Social Work Bldg room 903, at 4pm on Mon 18 Sep 2023:
Evaluating Visualizations for Inference and Decision-Making
Research and development in computer science and statistics have produced increasingly sophisticated software interfaces for interactive visual data analysis. Data visualizations have also become ubiquitous for communication in the news and scientific publishing. Despite these successes, our understanding of how to design effective visualizations for data-driven decision-making remains limited. Design philosophies that emphasize data exploration and hypothesis generation can encourage pattern-finding at the expense of quantifying uncertainty. Designing visualizations to maximize perceptual accuracy and self-reported satisfaction can lead people to adopt visualizations that promote overconfident interpretations. I will motivate a few alternative objectives for measuring the effectiveness of visualization, and show how a rational agent framework based in statistical decision theory can help us understand the value of a visualization in the abstract and in light of empirical study results.
This is a super-important topic, also interesting because in many cases people think evaluation is a big deal without thinking too hard about what are the goals of the graph.

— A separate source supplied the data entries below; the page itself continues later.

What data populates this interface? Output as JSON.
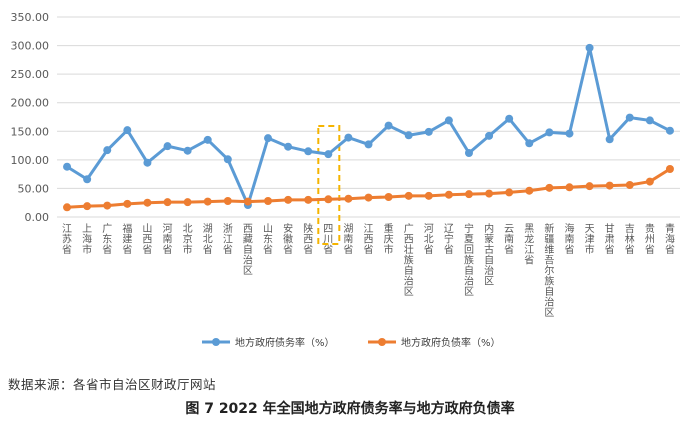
{
  "chart_data": {
    "type": "line",
    "categories": [
      "江苏省",
      "上海市",
      "广东省",
      "福建省",
      "山西省",
      "河南省",
      "北京市",
      "湖北省",
      "浙江省",
      "西藏自治区",
      "山东省",
      "安徽省",
      "陕西省",
      "四川省",
      "湖南省",
      "江西省",
      "重庆市",
      "广西壮族自治区",
      "河北省",
      "辽宁省",
      "宁夏回族自治区",
      "内蒙古自治区",
      "云南省",
      "黑龙江省",
      "新疆维吾尔族自治区",
      "海南省",
      "天津市",
      "甘肃省",
      "吉林省",
      "贵州省",
      "青海省"
    ],
    "series": [
      {
        "name": "地方政府债务率（%）",
        "color": "#5B9BD5",
        "values": [
          88,
          66,
          117,
          152,
          95,
          124,
          116,
          135,
          101,
          21,
          138,
          123,
          115,
          110,
          139,
          127,
          160,
          143,
          149,
          169,
          112,
          142,
          172,
          129,
          148,
          146,
          296,
          136,
          174,
          169,
          151
        ]
      },
      {
        "name": "地方政府负债率（%）",
        "color": "#ED7D31",
        "values": [
          17,
          19,
          20,
          23,
          25,
          26,
          26,
          27,
          28,
          27,
          28,
          30,
          30,
          31,
          32,
          34,
          35,
          37,
          37,
          39,
          40,
          41,
          43,
          46,
          51,
          52,
          54,
          55,
          56,
          62,
          84
        ]
      }
    ],
    "ylim": [
      0,
      350
    ],
    "yticks": [
      "0.00",
      "50.00",
      "100.00",
      "150.00",
      "200.00",
      "250.00",
      "300.00",
      "350.00"
    ],
    "grid": true,
    "legend_position": "bottom",
    "highlight_category": "四川省",
    "highlight_color": "#F5B400"
  },
  "source_text": "数据来源：各省市自治区财政厅网站",
  "caption": "图 7    2022 年全国地方政府债务率与地方政府负债率"
}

It’s hard to design a good evaluation without having some goals in mind. For example, see this discussion from a few years ago of a study that was described as finding that “chartjunk is more useful than plain graphs” and this paper with Antony Unwin on different goals of infoviz and statistical and graphics.
Another thing I like about the above abstract from Jessica is how she’s talking about two different goals of statistical graphics: (1) clarifying a point that you want to convey, and (2) providing opportunity for discovery. Both are important!
Thanks for posting! I’m looking forward to this.
Probably off-topic for this thread, but data visualization? acollierastro is on it!